Or to give you a timeline:
1963: Rose enters league with Cincinnati. Wins Rookie of the Year Award.
1963-1978: Becomes huge star in Cincinnati, winning two World Series and having many great seasons.
1979-1983: Joins Philadelphia Phillies. Wins 1980 World Series, has some good years but by 1983 was an awful, old player.
1984: Rose started the year with Montreal, who dumped him back to Cincinnati. He became manager of the Reds the moment he joined them.
1985-1986: As manager of the Reds, keeps playing himself (he’s 44 by this time) despite questionable worth.
September 1985: Finally breaks Ty Cobb’s hits record.
1987-1989: Manager only of the Reds. It is sometime in this time frame that Major League Baseball begins quietly investigating his gambling connections.
1989: Thrown out of baseball for violating Rule 21(d) (gambling on a game in which he was involved.)
1991: The National Baseball Hall of Fame passes a new rule prohibiting players on the “permanently ineligible” list (like Rose) from being elected to the Hall. Before that it had always been an unwritten rule.
Rose, as a player, was a great player for at least a 10-15 year stretch, an excellent pure hitter, got on base on the time, and was a versatile and dependable defensive player. He won an MVP Award and a World Series MVP Award. He won three batting titles and two Gold Gloves.
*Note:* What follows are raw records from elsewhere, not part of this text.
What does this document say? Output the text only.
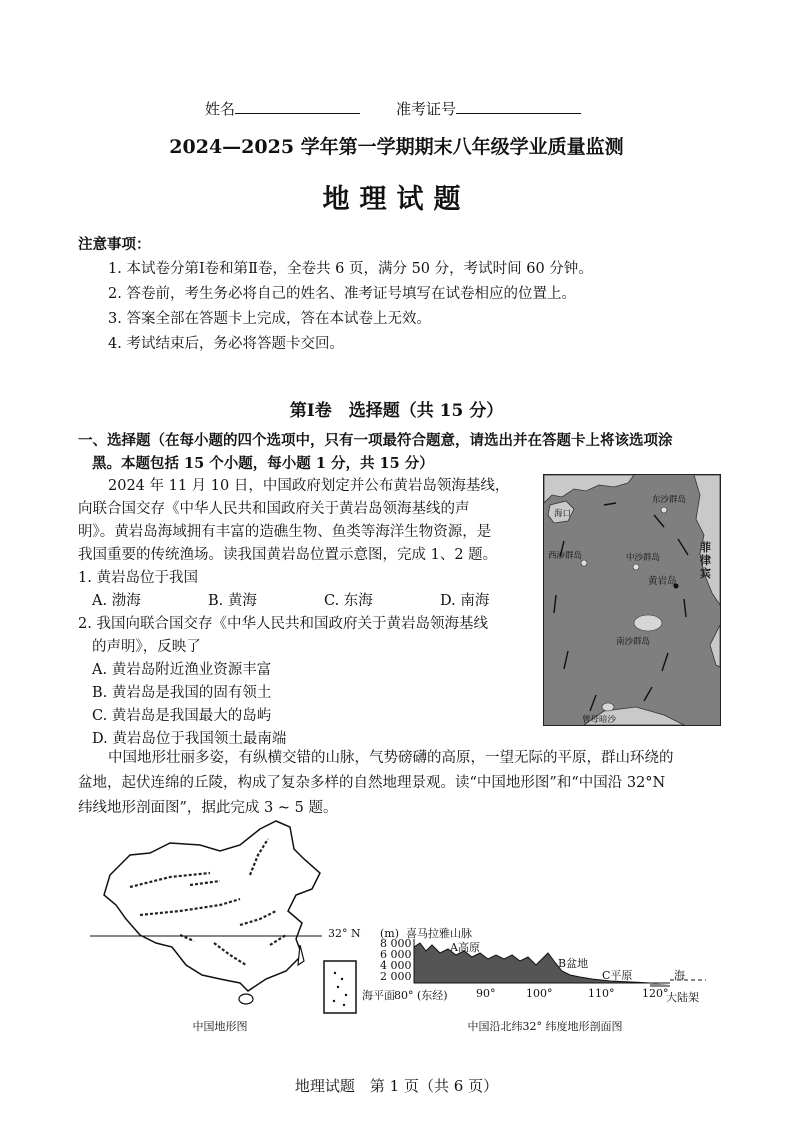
姓名	准考证号
2024—2025 学年第一学期期末八年级学业质量监测
地理试题
注意事项：
1. 本试卷分第Ⅰ卷和第Ⅱ卷，全卷共 6 页，满分 50 分，考试时间 60 分钟。
2. 答卷前，考生务必将自己的姓名、准考证号填写在试卷相应的位置上。
3. 答案全部在答题卡上完成，答在本试卷上无效。
4. 考试结束后，务必将答题卡交回。
第Ⅰ卷　选择题（共 15 分）
一、选择题（在每小题的四个选项中，只有一项最符合题意，请选出并在答题卡上将该选项涂
黑。本题包括 15 个小题，每小题 1 分，共 15 分）
2024 年 11 月 10 日，中国政府划定并公布黄岩岛领海基线，
向联合国交存《中华人民共和国政府关于黄岩岛领海基线的声
明》。黄岩岛海域拥有丰富的造礁生物、鱼类等海洋生物资源，是
我国重要的传统渔场。读我国黄岩岛位置示意图，完成 1、2 题。
1. 黄岩岛位于我国
A. 渤海	B. 黄海	C. 东海	D. 南海
2. 我国向联合国交存《中华人民共和国政府关于黄岩岛领海基线
的声明》，反映了
A. 黄岩岛附近渔业资源丰富
B. 黄岩岛是我国的固有领土
C. 黄岩岛是我国最大的岛屿
D. 黄岩岛位于我国领土最南端
东沙群岛
海口
西沙群岛	中沙群岛
黄岩岛
菲律宾
南沙群岛
曾母暗沙
中国地形壮丽多姿，有纵横交错的山脉，气势磅礴的高原，一望无际的平原，群山环绕的
盆地，起伏连绵的丘陵，构成了复杂多样的自然地理景观。读“中国地形图”和“中国沿 32°N
纬线地形剖面图”，据此完成 3 ~ 5 题。
32° N
中国地形图
(m)
8 000
6 000
4 000
2 000
喜马拉雅山脉
A高原
B盆地
C平原	海
海平面 80° (东经)	90°	100°	110°	120°
大陆架
中国沿北纬32° 纬度地形剖面图
地理试题　第 1 页（共 6 页）
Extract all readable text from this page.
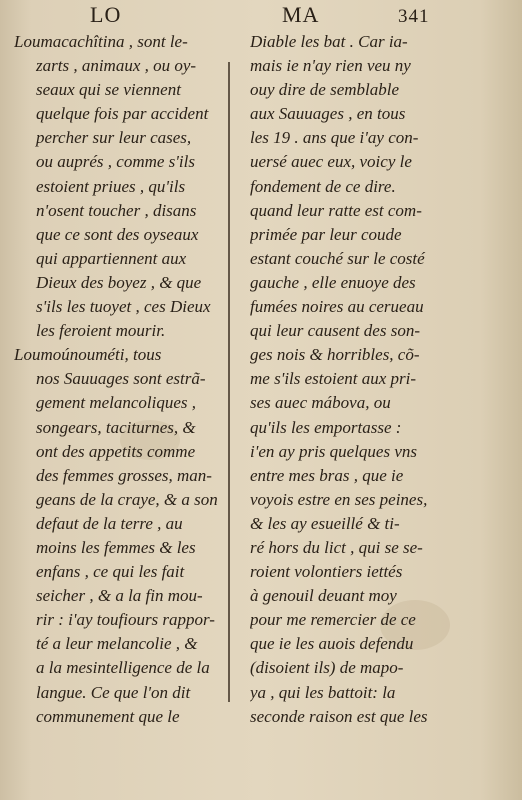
LO	MA	341
Loumacachîtina , sont le-
zarts , animaux , ou oy-
seaux qui se viennent
quelque fois par accident
percher sur leur cases,
ou auprés , comme s'ils
estoient priues , qu'ils
n'osent toucher , disans
que ce sont des oyseaux
qui appartiennent aux
Dieux des boyez , & que
s'ils les tuoyet , ces Dieux
les feroient mourir.
Loumoúnouméti, tous
nos Sauuages sont estrã-
gement melancoliques ,
songears, taciturnes, &
ont des appetits comme
des femmes grosses, man-
geans de la craye, & a son
defaut de la terre , au
moins les femmes & les
enfans , ce qui les fait
seicher , & a la fin mou-
rir : i'ay toufiours rappor-
té a leur melancolie , &
a la mesintelligence de la
langue. Ce que l'on dit
communement que le
Diable les bat . Car ia-
mais ie n'ay rien veu ny
ouy dire de semblable
aux Sauuages , en tous
les 19 . ans que i'ay con-
uersé auec eux, voicy le
fondement de ce dire.
quand leur ratte est com-
primée par leur coude
estant couché sur le costé
gauche , elle enuoye des
fumées noires au cerueau
qui leur causent des son-
ges nois & horribles, cõ-
me s'ils estoient aux pri-
ses auec mábova, ou
qu'ils les emportasse :
i'en ay pris quelques vns
entre mes bras , que ie
voyois estre en ses peines,
& les ay esueillé & ti-
ré hors du lict , qui se se-
roient volontiers iettés
à genouil deuant moy
pour me remercier de ce
que ie les auois defendu
(disoient ils) de mapo-
ya , qui les battoit: la
seconde raison est que les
He was terrific.
As a kid, I admired him because of the way he played. Rose was unlike any player I have ever seen at any level. On the field, he RAN. I don’t mean he was fast; I mean he ran, everywhere. When he drew a walk, he ran. He ran full speed onto the field and when the inning ended he ran full speed off it. He ran full speed from the batter’s box to the dugout. And he wasn’t jogging… he was running like a man whose life depended on it. He was always paying attention, studied the opposition, studied the game, always tried, never gave up.
In the 1980 World Series he made a play where the Phillies’ catcher, Bob Boone, dropped a popup and Rose grabbed it before it hit the ground; I am telling you right now that it is quite possible that no other first baseman who has ever played the game would ever have made that play. Most first basemen would not have even thought to BE there if they saw the catcher was there in time, but Rose saved his team’s bacon with the game on the line.
If his team was down 25-0, he played just as hard as if it was a close game. He was made to switch positions three times and he never complained, just worked at his new position. He was smart, never did anything stupid, just played like hell.
If you wanted a kid to have someone to emulate as to HOW to play baseball, you could not pick a better role model than Pete Rose. Always hustle, always be alert, be respectful of the game and its traditions, be friendly to your teammates, always try to help the team, play smart baseball, be patient, and hustle some more. That was Rose. And that’s what makes this whole thing such a shame, really.